Beaucoup de juifs israéliens craignent à juste titre pour leur sécurité et veulent, dès lors, protéger le pays. Ceci, en plus de la propagande constante, fait qu’une grande partie de la population israélienne estime que les partisans d’une campagne BDS ne comprennent pas la situation en Israël. Beaucoup de juifs israéliens sont très critiques vis-à-vis de la violence de leur gouvernement à l’encontre de la population palestinienne mais, en même temps, ils ne voient pas pourquoi les travailleurs israéliens devraient être sanctionnés par les conséquences d’un boycott.

Nous devons donc tenir compte du fait qu’une campagne de boycott peut servir la propagande du gouvernement israélien dans son propre pays et que cela peut creuser un fossé entre les travailleurs d’Israël et ceux du reste du monde. Il faut donc peser le pour et le contre entre ces conséquences négatives et les avantages.

Faut-il alors éviter toute forme de boycott à cause du point de vue des travailleurs israéliens ?

Pas nécessairement. Certaines formes de boycott ou de sanctions sélectives peuvent aider la cause palestinienne et, en même temps, être considérées comme moins hostiles par les travailleurs israéliens qu’un boycott général de tout ce qui provient d’Israël.

‘Sélectif’ pourrait, par exemple, signifier que l’exportation d’armes vers Israël soit visé ou alors boycotter des entreprises qui tirent leurs bénéfices de l’occupation en produisant des marchandises dans les colonies juives. Il est donc possible d’entreprendre des actions contre l’université d’Ariel dans les territoires occupés ou contre les ministres israéliens qui rendent des visites à l’étranger. Il existe donc de multiples possibilités pour donner un signal clair aux travailleurs israéliens que les actions sont dirigées contre l’establishment israélien et pas contre le commun des travailleurs. Cela serait encore renforcé en s’accompagnant d’une approche positive vis-à-vis de la lutte des travailleurs en Israël même.

En 2011, une campagne de boycott de l’université d’Ariel a été signée par 145 académiciens en Israël. Depuis, ce chiffre a encore augmenté. Le soutien international d’académiciens pour cette campagne est très utile et meilleur qu’un boycott de tous les académiciens israéliens sans distinction.
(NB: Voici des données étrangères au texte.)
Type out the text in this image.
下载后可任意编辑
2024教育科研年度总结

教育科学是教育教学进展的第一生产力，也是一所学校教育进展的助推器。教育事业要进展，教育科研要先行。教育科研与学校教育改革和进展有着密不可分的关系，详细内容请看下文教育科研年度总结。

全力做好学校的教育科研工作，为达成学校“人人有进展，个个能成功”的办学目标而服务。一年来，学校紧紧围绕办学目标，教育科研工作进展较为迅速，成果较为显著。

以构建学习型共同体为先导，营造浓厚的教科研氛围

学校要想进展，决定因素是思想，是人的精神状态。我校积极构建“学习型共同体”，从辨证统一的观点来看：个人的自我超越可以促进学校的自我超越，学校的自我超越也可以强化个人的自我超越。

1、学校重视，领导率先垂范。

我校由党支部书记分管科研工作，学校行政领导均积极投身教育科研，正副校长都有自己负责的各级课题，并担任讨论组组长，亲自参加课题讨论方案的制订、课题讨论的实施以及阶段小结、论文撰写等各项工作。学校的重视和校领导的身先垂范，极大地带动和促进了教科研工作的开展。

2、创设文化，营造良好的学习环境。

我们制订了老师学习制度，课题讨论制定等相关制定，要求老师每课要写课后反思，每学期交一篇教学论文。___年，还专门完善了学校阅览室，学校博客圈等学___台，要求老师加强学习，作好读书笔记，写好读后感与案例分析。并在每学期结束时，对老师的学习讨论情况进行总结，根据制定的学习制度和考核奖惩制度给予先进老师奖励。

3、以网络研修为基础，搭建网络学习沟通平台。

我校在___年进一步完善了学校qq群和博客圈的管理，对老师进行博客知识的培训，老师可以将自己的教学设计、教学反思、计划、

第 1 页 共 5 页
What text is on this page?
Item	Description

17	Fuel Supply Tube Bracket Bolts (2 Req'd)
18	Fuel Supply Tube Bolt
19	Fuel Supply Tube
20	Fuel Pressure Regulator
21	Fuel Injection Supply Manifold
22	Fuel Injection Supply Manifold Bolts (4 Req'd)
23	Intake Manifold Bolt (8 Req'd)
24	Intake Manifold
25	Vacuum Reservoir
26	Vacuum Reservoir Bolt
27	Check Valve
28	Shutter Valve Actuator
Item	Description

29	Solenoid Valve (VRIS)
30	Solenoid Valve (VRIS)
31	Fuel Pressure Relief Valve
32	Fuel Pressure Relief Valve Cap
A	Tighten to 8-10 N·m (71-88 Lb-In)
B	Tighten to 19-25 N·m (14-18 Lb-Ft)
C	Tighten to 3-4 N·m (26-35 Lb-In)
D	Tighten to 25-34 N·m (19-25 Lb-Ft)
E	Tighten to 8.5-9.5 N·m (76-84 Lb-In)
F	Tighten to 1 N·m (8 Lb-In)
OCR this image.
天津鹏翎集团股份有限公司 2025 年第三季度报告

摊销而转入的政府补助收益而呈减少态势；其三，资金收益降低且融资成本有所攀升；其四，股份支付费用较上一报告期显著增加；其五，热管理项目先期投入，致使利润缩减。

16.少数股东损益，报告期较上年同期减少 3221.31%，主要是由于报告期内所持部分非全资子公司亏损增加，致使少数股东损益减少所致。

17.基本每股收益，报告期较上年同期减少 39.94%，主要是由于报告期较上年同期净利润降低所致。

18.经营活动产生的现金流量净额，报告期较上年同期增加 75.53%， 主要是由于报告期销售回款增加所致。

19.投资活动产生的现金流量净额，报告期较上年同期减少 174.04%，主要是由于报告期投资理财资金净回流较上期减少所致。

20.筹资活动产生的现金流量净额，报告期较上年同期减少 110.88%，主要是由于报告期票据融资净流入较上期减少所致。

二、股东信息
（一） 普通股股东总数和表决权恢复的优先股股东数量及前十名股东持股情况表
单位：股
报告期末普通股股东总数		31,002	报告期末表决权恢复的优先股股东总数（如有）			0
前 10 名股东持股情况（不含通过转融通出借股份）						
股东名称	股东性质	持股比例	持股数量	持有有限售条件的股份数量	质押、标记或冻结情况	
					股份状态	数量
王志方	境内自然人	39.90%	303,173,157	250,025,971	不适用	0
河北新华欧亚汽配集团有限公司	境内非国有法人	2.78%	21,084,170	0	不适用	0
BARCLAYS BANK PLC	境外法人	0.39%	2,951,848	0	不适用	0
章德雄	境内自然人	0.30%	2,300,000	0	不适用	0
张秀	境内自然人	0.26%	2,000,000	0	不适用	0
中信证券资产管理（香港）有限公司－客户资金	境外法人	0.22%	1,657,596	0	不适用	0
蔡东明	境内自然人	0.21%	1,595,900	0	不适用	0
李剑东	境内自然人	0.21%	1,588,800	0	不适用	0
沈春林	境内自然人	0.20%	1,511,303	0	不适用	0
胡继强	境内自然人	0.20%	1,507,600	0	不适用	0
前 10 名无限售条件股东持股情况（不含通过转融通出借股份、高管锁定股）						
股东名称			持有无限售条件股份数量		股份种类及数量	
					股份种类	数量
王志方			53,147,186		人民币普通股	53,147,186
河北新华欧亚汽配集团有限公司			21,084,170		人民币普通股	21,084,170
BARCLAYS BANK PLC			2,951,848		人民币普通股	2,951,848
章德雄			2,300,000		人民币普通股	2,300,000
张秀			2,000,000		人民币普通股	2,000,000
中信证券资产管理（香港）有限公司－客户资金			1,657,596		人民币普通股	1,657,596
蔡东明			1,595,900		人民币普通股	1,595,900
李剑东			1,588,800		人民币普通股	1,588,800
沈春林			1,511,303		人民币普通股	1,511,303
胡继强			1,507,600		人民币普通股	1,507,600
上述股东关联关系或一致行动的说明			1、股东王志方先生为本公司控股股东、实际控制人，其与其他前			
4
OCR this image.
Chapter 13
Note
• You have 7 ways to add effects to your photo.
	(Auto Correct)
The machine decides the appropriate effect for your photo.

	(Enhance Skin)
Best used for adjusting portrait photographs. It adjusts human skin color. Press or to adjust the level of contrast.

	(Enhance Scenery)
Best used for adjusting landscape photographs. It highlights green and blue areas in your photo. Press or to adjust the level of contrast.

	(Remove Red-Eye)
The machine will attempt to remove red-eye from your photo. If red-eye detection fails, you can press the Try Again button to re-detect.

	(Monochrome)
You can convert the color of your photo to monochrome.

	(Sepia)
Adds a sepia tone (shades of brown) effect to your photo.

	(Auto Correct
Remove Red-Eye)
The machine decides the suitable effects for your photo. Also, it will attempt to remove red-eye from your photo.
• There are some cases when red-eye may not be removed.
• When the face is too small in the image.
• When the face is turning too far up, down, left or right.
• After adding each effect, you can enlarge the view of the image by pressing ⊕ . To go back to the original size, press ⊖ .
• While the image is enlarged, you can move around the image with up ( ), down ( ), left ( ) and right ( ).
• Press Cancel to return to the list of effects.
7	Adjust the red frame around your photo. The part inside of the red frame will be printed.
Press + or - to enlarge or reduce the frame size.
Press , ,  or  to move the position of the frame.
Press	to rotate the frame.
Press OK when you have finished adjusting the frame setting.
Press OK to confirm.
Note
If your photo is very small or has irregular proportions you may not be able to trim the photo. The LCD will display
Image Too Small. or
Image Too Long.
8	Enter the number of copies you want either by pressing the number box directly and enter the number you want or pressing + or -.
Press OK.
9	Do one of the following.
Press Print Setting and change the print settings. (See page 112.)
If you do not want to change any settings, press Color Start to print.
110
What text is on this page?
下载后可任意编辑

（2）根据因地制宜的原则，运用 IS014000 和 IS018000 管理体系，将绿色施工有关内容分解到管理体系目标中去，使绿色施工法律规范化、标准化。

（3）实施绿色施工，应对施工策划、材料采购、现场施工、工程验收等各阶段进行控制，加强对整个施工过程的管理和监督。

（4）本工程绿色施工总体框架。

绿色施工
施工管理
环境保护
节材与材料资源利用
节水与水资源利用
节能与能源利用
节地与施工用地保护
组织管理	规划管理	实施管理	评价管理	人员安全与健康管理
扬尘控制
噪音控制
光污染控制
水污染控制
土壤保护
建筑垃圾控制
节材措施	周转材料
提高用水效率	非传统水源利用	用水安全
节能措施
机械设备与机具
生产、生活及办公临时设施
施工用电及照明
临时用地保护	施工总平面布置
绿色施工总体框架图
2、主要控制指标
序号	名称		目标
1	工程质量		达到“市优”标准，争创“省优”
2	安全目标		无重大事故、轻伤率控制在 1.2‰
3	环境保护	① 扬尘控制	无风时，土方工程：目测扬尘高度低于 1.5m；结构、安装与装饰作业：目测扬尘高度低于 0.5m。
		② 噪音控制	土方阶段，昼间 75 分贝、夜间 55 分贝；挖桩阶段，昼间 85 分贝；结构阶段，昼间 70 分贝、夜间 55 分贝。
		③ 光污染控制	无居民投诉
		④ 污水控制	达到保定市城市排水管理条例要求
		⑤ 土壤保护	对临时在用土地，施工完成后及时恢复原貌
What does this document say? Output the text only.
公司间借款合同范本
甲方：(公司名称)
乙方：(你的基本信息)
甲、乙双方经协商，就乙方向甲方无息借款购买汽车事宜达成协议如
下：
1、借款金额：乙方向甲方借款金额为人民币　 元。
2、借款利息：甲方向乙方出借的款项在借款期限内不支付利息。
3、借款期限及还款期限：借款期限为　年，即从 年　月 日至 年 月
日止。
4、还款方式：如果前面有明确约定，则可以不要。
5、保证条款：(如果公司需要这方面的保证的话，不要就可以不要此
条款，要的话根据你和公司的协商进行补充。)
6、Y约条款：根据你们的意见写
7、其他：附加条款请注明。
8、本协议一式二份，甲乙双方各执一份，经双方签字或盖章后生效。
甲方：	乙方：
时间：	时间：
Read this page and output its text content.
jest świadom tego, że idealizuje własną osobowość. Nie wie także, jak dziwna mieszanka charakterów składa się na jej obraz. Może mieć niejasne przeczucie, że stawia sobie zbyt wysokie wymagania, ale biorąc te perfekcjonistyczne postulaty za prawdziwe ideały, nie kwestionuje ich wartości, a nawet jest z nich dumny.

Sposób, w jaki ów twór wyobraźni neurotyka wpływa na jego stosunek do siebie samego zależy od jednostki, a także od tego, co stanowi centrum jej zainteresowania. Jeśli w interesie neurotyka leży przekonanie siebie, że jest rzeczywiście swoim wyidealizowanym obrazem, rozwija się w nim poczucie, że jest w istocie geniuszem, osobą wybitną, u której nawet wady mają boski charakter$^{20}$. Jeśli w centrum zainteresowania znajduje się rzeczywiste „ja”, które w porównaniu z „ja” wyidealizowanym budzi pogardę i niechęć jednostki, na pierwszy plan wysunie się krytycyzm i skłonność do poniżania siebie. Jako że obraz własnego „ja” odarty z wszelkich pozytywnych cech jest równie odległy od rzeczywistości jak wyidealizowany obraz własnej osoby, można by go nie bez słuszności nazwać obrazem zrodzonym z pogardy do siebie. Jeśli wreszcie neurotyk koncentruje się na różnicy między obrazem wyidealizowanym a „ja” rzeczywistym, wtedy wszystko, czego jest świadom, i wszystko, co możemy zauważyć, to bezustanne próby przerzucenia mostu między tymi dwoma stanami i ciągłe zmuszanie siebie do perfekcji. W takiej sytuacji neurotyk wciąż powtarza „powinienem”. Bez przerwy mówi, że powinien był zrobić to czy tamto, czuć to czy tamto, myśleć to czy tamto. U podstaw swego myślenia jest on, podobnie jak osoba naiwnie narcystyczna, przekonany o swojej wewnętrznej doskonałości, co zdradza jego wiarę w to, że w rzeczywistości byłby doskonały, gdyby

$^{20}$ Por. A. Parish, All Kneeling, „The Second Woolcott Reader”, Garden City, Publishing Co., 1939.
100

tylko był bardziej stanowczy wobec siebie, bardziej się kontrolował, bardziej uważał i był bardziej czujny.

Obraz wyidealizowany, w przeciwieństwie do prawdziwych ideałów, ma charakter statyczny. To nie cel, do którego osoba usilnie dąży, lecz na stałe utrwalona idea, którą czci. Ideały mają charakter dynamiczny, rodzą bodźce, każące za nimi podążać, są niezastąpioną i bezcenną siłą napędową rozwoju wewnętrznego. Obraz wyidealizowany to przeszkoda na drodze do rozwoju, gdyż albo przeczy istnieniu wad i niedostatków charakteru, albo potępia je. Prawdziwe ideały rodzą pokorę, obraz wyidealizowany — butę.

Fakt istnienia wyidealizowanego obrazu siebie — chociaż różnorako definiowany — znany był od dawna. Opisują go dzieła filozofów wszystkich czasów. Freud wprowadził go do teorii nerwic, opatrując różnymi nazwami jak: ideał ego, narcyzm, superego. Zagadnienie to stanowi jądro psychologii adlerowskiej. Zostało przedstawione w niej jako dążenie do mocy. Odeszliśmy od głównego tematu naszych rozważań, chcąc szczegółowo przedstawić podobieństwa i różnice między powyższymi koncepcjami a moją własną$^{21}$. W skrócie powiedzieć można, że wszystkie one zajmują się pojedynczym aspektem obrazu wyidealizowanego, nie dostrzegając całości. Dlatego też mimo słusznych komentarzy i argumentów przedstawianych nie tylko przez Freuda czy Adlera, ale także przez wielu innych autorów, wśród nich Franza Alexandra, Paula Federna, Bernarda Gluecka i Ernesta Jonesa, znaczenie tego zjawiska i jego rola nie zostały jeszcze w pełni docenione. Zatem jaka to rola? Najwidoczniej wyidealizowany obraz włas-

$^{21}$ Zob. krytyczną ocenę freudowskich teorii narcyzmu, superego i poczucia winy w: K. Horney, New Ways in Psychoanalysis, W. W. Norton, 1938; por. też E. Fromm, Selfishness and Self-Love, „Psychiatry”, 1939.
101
Des campagnes sont possibles aussi contre des entreprises non-israéliennes qui jouent un rôle dans l’oppression. Ainsi, l’entreprise Caterpillar produit des bulldozers qui peuvent être équipés de mitrailleuses. L’entreprise française Veolia fournit aussi des services à des colons juifs. En mai 2011, l’entreprise ferroviaire allemande Deutsche Bahn a dû renoncer à l’adjudication d’installation de voies pour la ligne entre Tel Aviv et Jérusalem afin qu’une partie de la ligne soit reconnue comme territoire palestinien par les Nations Unies.

Il est important que les organisations de travailleurs palestiniennes soient consultées lors de chaque appel au boycott. Un appel général touche, en effet, des entreprises qui occupent des Palestiniens. Le gouvernement israélien peut, de plus, se venger par l’imposition de sanctions à l’Autorité Palestinienne ou au travers d’autres mesures. Mais, en ce moment, beaucoup de Palestiniens soutiennent le boycott quelles qu’en soient les éventuelles conséquences.

Mais il faut remarquer qu’un boycott général de tout ce qui provient d’Israël n’implique pas seulement le risque de développement d’un fossé avec les travailleurs israéliens. Cela peut également détourner l’attention de ce qui est le plus efficace. Un certain nombre de produits sont d’ailleurs difficilement évitables. De plus, certaines pièces sont produites en Israël pour ensuite être assemblées dans d’autres pays et il n’est pas évident de voir le lien avec Israël. Beaucoup d’entreprises israéliennes essaient d’ailleurs de masquer leur origine sur le plan international en faisant passer des marchandises d’un pays à l’autre pour en dissimuler l’origine et ainsi devancer un éventuel boycott ou d’autres critiques.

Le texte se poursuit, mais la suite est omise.